Clara se levantó tarde la mañana del 16 de mayo. El corazón le pesaba más que cualquier otro día de aquella interminable cuarentena. La pantalla de su móvil mostraba un aviso: 344 mensajes sin leer. Lo apagó y lo dejó tirado sobre las sábanas revueltas. Puso las noticias, más por tener ruido de fondo que por interés real en la misma información de cada día. Mario había hecho café antes de irse al hospital. Se acercó a la ventana con una taza en las manos y los ojos perdidos en el inmenso gris del cielo. El número de contagios y de fallecidos seguía descendiendo. Se veía luz al final del túnel. Pero su túnel estaba cegado.

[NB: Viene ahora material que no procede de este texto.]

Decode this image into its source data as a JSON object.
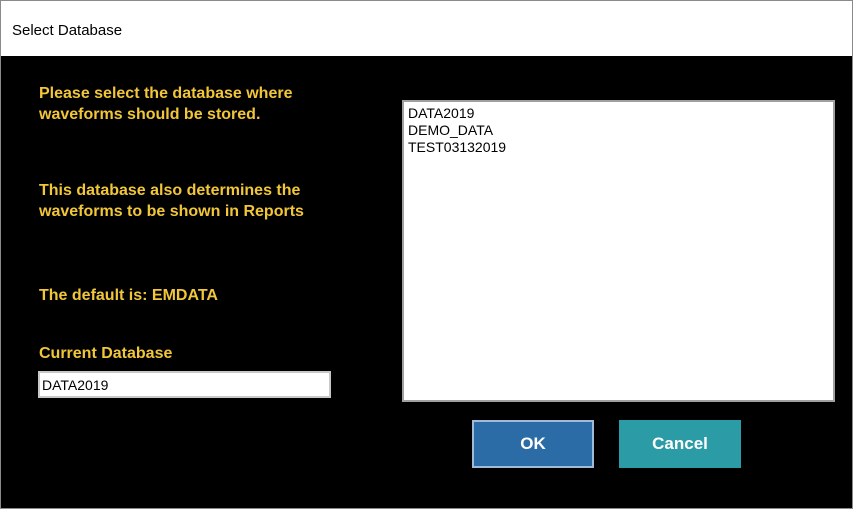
{
  "window": {
    "title": "Select Database"
  },
  "dialog": {
    "message_1": "Please select the database where waveforms should be stored.",
    "message_2": "This database also determines the waveforms to be shown in Reports",
    "message_3": "The default is:  EMDATA",
    "current_label": "Current Database",
    "current_value": "DATA2019"
  },
  "database_list": {
    "items": [
      "DATA2019",
      "DEMO_DATA",
      "TEST03132019"
    ]
  },
  "buttons": {
    "ok_label": "OK",
    "cancel_label": "Cancel"
  },
  "colors": {
    "background": "#000000",
    "label_text": "#f1c638",
    "ok_button": "#2c6ca6",
    "cancel_button": "#2b9ca6"
  }
}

Su túnel era de una oscuridad demoledora, aplastante. Se había jurado que no lloraría aquel día. Un dolor sordo se instaló poco a poco en su garganta, mientras notaba como una pequeña lágrima se descolgaba de sus pestañas. Intentó no pensar en las cajas de regalos que esperaban en el trastero sin abrir. El sabor salado inundó sus labios. Se llevó una mano a su pelo revuelto, que a estas horas habría estado recogido en esa interminable trenza que tanto le gustaba a Mario. Salió a la pequeña terraza y respiró hondo el aire helado. Y entonces sintió un pequeño golpe en la cabeza.
Y otro.
Y un tercero en la cara.
Y necesitó unas cuantas gotas más para comprender lo que sus ojos nublados no le habían dejado ver. Y se dejó acariciar por aquella lluvia torrencial. Extendió los brazos y abrió las palmas de las manos, intentando coger toda el agua que caía sobre Madrid.
Y pensó que aquello se debía parecer a lo que se siente cuando te tiran pétalos, o arroz. Y se acordó del vestido blanco que colgaba escondido en el fondo del armario.
Y corrió a ponérselo.
Le daría una sorpresa a Mario cuando volviese de trabajar. Total, ya no les iba a traer mala suerte.